What your bleeding gums could be telling you
Bleeding gums could be a sign of gingivitis or gum inflammation, of course. And if your own mouth is starting to look like a crime scene when you brush and floss, then it’s time to stop putting off seeing the dentist.
If you’ve been avoiding that trip because of the coronavirus, don’t. Experts say it’s far safer than you might think. Check out my free report on visiting the dentist during the pandemic right here.
But gingivitis isn’t the only cause of bleeding gums. New research finds that some cases are closely related to low vitamin C levels.
The C-linked gum bleeds are often accompanied by a little bleeding in the eyes, too. Not some horror movie bleeding, of course. But instead those small red splotches some of us get in the whites of our eyes.
In the new study, some of the volunteers saw both of these symptoms vanish when they started taking vitamin C. If this were just one study out of the blue, I’d say take it with… well… a splash of OJ, while we wait for more data. But it’s not.
This was actually a review of 15 clinical trials. Which makes the link between low C and bleeding gums a LOT stronger and worth paying attention to. And while vitamin C deficiency isn’t super common these days, it isn’t unheard of either.
Look out for low vitamin C levels
About seven percent of Americans are living with full-blown vitamin C deficiency. Many others are in the “gray zone” where they’re not technically deficient but still well short of the ideal. And either group may end up battling bleeding gums.
And there are two key reasons for low C:
- Brace yourself. Low-carb, keto, and paleo diets could be partly to blame. You probably know I’m generally a big fan of lower carb eating. But the best sources of C tend to be “higher-sugar” fruits such as oranges, papaya, and tomatoes. And that means if you’re on a strict keto or paleo diet, you might miss out on some vitamin C opportunities. In that case, consider taking a supplement.
- Absorption issues can play a part too. We all absorb nutrients differently depending on our genetic makeup, diet, or age.
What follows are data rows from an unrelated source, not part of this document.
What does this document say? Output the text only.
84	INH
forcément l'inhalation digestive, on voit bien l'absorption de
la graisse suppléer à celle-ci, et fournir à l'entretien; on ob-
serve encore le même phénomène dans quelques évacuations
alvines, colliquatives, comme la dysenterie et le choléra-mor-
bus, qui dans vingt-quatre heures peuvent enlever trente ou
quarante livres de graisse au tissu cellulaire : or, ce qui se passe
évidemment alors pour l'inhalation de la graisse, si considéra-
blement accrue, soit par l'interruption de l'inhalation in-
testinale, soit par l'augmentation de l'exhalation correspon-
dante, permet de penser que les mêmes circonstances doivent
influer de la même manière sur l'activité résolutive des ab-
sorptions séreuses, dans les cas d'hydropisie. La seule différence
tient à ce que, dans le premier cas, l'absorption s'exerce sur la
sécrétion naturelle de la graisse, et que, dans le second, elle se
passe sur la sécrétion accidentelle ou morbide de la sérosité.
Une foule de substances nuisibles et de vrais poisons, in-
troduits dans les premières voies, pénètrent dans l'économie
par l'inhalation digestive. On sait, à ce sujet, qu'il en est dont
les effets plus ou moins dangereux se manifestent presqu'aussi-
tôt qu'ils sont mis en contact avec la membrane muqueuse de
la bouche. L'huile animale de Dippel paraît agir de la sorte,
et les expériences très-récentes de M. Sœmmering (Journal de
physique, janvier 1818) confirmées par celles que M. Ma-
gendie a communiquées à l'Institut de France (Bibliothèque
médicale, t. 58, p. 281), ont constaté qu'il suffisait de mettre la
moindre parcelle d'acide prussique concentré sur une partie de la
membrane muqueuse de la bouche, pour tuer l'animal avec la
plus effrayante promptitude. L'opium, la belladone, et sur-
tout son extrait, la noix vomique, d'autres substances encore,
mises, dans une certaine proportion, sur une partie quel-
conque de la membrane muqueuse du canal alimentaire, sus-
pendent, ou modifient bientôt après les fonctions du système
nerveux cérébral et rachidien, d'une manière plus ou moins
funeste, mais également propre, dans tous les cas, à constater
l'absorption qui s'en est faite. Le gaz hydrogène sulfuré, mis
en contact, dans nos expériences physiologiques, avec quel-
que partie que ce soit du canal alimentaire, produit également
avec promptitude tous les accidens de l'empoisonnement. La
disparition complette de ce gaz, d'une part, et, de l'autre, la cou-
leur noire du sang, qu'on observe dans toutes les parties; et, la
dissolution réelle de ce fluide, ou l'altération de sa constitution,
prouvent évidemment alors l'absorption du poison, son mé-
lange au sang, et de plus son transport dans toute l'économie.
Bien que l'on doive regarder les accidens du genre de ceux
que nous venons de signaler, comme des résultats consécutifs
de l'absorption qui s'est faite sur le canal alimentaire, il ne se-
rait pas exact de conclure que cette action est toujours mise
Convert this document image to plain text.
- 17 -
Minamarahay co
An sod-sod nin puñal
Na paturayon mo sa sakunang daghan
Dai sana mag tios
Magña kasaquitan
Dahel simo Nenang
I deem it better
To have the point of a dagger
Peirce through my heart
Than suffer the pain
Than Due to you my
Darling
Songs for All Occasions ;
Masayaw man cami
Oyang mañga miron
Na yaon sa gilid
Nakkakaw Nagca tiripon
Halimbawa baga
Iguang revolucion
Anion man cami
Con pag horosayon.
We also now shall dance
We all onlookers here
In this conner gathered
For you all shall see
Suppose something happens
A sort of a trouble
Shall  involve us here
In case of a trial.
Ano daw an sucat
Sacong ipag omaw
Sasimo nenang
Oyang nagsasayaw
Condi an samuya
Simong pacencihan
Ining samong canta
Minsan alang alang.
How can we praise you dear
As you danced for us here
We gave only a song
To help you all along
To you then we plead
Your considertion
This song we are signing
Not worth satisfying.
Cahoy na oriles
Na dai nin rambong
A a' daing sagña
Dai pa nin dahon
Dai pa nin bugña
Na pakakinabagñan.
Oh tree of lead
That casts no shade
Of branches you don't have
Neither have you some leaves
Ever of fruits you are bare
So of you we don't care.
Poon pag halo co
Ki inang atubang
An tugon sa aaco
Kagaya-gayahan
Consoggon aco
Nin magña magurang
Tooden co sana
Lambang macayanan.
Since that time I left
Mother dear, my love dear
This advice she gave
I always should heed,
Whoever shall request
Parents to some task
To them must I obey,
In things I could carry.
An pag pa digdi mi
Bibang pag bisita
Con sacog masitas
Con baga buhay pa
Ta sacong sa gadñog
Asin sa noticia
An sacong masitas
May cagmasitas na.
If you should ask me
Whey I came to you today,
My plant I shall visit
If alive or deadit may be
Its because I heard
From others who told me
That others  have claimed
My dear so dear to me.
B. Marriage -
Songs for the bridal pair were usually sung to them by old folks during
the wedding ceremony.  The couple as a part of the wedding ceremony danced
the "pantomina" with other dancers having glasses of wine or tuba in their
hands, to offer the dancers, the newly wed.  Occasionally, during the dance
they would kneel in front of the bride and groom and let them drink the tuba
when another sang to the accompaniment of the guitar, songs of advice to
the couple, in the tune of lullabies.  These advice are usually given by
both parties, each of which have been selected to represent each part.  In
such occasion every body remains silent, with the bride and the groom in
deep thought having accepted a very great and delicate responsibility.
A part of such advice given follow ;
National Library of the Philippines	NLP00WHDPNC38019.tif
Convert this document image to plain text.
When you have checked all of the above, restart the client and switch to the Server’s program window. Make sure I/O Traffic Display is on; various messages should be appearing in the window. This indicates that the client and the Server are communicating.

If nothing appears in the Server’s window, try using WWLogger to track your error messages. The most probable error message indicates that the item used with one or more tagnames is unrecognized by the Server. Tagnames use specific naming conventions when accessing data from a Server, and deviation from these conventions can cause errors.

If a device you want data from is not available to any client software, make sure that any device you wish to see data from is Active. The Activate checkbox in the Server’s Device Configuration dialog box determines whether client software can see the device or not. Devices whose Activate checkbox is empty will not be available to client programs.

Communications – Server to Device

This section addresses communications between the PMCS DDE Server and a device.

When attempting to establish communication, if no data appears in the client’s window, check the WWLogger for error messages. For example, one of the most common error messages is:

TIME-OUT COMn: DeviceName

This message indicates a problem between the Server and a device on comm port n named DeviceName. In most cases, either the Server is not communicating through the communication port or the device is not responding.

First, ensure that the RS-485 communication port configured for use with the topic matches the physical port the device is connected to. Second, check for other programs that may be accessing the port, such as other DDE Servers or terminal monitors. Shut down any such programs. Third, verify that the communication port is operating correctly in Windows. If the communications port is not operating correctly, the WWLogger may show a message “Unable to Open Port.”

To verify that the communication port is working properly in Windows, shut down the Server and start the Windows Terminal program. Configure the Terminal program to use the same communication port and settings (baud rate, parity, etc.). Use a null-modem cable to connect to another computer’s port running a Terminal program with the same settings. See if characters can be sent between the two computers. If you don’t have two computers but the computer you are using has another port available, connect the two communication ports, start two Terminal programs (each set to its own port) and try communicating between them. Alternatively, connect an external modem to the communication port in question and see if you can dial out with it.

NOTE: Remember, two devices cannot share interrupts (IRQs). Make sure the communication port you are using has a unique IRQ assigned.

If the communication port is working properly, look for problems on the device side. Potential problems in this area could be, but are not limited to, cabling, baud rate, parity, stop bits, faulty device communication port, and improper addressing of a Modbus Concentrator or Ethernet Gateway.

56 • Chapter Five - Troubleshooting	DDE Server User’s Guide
And some folks can struggle specifically with soaking up vitamin C. When that happens, you can’t actually USE all that you take in. So you may need to go above and beyond the basic recommended intake to truly get what you need each day.
The Linus Pauling Institute recommends aiming for at least 400 mg of vitamin C per day. That’s more than four times the U.S. government’s recommended daily intake to make sure you not only get what you need but can absorb it and use it, too.
That’s more than what you’ll find in a typical multi, which usually has about 60-100 mg per dose. A medium-sized orange has about 100 grams… which is also what you’ll find in a cup of strawberries.
It takes a little bit of effort to get 400 mg a day and if you’re not sure you’re hitting it, consider taking a separate C supplement. And when you do you should see those bleeding gums improve.